DNA testing has eliminated the possibility that the feet found washing ashore in B.C. are linked to two brothers whose bodies were never found after a plane crash in 2005.

Police notified the family of Doug and Trevor DeCock that the four mysterious feet were not a match to them, four years after the plane went down near Campbell River.

It's one lead that has turned up a dead end in a mystery that has excited the imagination of British Columbians.

Five feet have washed ashore from the Georgia Strait since August of last year.

CTV News first reported on Friday that one of those five feet has been matched to a missing person file.

RCMP spokesman Pierre Lemaitre told CTV News on Saturday that the match was made when one Greater Vancouver family responded to a public plea for help in the case.

They recognized one of the size 12 shoes the feet was found in, said Lemaitre.

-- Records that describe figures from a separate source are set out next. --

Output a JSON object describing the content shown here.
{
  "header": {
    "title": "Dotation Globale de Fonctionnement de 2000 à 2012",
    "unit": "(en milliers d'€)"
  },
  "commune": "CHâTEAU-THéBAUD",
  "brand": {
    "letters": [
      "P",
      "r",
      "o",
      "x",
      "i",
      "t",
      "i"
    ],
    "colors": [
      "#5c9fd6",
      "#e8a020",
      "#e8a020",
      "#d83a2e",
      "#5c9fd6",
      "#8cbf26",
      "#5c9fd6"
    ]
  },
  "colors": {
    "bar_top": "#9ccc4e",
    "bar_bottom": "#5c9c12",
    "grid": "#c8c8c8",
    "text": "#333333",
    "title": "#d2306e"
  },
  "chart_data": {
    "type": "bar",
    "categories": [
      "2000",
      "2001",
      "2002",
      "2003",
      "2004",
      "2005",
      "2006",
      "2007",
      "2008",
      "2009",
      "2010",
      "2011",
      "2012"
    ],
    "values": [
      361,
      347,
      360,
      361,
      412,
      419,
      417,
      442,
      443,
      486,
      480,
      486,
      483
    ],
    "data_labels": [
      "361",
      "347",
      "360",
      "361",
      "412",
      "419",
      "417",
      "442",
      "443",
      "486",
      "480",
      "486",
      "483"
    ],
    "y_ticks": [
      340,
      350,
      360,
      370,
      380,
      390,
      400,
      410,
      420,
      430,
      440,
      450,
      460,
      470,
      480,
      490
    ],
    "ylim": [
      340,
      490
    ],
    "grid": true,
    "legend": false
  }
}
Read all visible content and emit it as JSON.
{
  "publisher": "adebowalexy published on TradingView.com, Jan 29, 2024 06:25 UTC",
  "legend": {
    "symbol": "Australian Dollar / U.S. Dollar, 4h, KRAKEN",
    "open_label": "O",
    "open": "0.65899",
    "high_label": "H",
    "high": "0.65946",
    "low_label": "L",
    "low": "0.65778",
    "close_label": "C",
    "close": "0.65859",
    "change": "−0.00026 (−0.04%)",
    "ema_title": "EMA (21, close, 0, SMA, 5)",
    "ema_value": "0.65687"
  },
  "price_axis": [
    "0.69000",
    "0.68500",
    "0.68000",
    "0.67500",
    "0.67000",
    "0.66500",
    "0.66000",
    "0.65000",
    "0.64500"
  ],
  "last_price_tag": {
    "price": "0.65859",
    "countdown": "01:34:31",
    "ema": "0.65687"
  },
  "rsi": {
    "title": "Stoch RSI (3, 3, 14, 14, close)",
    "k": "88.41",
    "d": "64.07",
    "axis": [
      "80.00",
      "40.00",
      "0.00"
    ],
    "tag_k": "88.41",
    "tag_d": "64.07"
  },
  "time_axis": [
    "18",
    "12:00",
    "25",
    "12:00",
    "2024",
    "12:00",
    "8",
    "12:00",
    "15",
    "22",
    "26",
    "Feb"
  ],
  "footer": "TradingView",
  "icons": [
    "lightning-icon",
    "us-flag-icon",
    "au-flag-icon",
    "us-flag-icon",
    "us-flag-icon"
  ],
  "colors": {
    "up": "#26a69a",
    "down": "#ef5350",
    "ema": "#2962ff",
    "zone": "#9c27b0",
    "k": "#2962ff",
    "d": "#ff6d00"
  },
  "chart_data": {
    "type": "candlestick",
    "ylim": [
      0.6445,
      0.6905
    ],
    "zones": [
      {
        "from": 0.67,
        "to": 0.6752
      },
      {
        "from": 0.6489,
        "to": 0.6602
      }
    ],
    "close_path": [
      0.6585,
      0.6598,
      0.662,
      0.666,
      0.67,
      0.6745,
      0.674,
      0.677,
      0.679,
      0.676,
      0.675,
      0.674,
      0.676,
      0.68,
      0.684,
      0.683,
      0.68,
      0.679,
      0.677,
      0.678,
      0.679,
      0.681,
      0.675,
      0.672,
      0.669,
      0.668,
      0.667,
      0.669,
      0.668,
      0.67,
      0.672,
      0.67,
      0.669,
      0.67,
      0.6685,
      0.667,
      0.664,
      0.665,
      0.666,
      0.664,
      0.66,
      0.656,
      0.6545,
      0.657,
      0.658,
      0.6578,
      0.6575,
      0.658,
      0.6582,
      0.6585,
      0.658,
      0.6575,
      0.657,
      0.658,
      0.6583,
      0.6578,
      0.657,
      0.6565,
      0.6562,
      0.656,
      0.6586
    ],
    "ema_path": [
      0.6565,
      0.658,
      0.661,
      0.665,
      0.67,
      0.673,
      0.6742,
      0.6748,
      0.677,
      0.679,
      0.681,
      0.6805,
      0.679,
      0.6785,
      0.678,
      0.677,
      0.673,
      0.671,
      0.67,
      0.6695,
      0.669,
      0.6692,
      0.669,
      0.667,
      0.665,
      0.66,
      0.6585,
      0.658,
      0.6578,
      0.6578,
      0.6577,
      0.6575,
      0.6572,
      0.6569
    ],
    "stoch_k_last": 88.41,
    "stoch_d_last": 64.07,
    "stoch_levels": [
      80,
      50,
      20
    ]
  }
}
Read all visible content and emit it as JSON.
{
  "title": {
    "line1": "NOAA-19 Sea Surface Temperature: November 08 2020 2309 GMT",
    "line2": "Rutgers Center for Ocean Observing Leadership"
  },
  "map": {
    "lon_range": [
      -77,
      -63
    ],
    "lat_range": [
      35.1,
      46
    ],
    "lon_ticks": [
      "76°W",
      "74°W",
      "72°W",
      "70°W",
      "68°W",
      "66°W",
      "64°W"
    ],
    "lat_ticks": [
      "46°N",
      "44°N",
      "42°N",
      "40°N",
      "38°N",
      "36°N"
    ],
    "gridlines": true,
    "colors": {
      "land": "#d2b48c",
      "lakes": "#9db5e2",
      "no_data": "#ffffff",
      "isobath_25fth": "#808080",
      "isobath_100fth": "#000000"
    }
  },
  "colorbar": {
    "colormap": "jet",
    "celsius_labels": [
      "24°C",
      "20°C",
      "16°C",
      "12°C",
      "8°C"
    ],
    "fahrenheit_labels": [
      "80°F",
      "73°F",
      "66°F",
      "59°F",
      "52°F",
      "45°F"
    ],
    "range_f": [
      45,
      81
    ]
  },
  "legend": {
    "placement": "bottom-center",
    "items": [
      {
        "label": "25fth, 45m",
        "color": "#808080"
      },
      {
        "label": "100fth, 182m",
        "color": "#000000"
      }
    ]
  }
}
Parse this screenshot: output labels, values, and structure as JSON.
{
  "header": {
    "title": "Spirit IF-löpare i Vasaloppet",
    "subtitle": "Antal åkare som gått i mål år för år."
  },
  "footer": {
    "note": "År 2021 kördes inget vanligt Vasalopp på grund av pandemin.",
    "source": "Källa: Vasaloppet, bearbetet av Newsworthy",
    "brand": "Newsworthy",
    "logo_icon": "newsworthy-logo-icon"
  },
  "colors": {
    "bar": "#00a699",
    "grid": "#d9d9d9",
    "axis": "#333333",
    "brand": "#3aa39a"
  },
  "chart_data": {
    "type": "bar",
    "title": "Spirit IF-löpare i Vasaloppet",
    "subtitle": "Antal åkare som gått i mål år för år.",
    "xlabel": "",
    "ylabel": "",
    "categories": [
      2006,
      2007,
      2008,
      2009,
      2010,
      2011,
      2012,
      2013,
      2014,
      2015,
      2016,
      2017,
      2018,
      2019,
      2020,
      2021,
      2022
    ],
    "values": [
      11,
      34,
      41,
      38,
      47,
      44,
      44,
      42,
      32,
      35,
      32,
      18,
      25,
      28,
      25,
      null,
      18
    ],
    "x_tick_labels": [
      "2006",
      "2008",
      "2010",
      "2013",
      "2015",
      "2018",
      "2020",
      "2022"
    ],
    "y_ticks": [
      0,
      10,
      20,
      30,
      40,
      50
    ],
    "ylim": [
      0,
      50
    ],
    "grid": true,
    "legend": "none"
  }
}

"Once that family contacted us we were able to find the original file of the missing person," he said.

"A match was made with one of the shoes -- one of the remains and this family," he said. "So yesterday, they were officially notified of this development."

CTV News also reported on Friday that a body with no feet washed ashore on the San Juan Islands in March 2007.

That was five months before the feet became such a mystery -- and no one put the two together until a call from CTV News last week, said San Juan Islands Coroner Randy Gaylord.

"At first I didn't think it was really significant. The distance where the shoes were found and this person was found seemed to make it an unlikely connection," he said.

But he said that bodies have travelled as much as 80 miles across the Georgia Strait -- a body of water that is shared by both the Canadians and Americans.

Jeff Dolan of the B.C. Coroners Service said that BC officials have asked for DNA to see if there is a match.

The footless body was a "tremendous" find, he said.

"It should be considered a type of lead they'll be following up on -- a focus of their communication with Washington State," he said.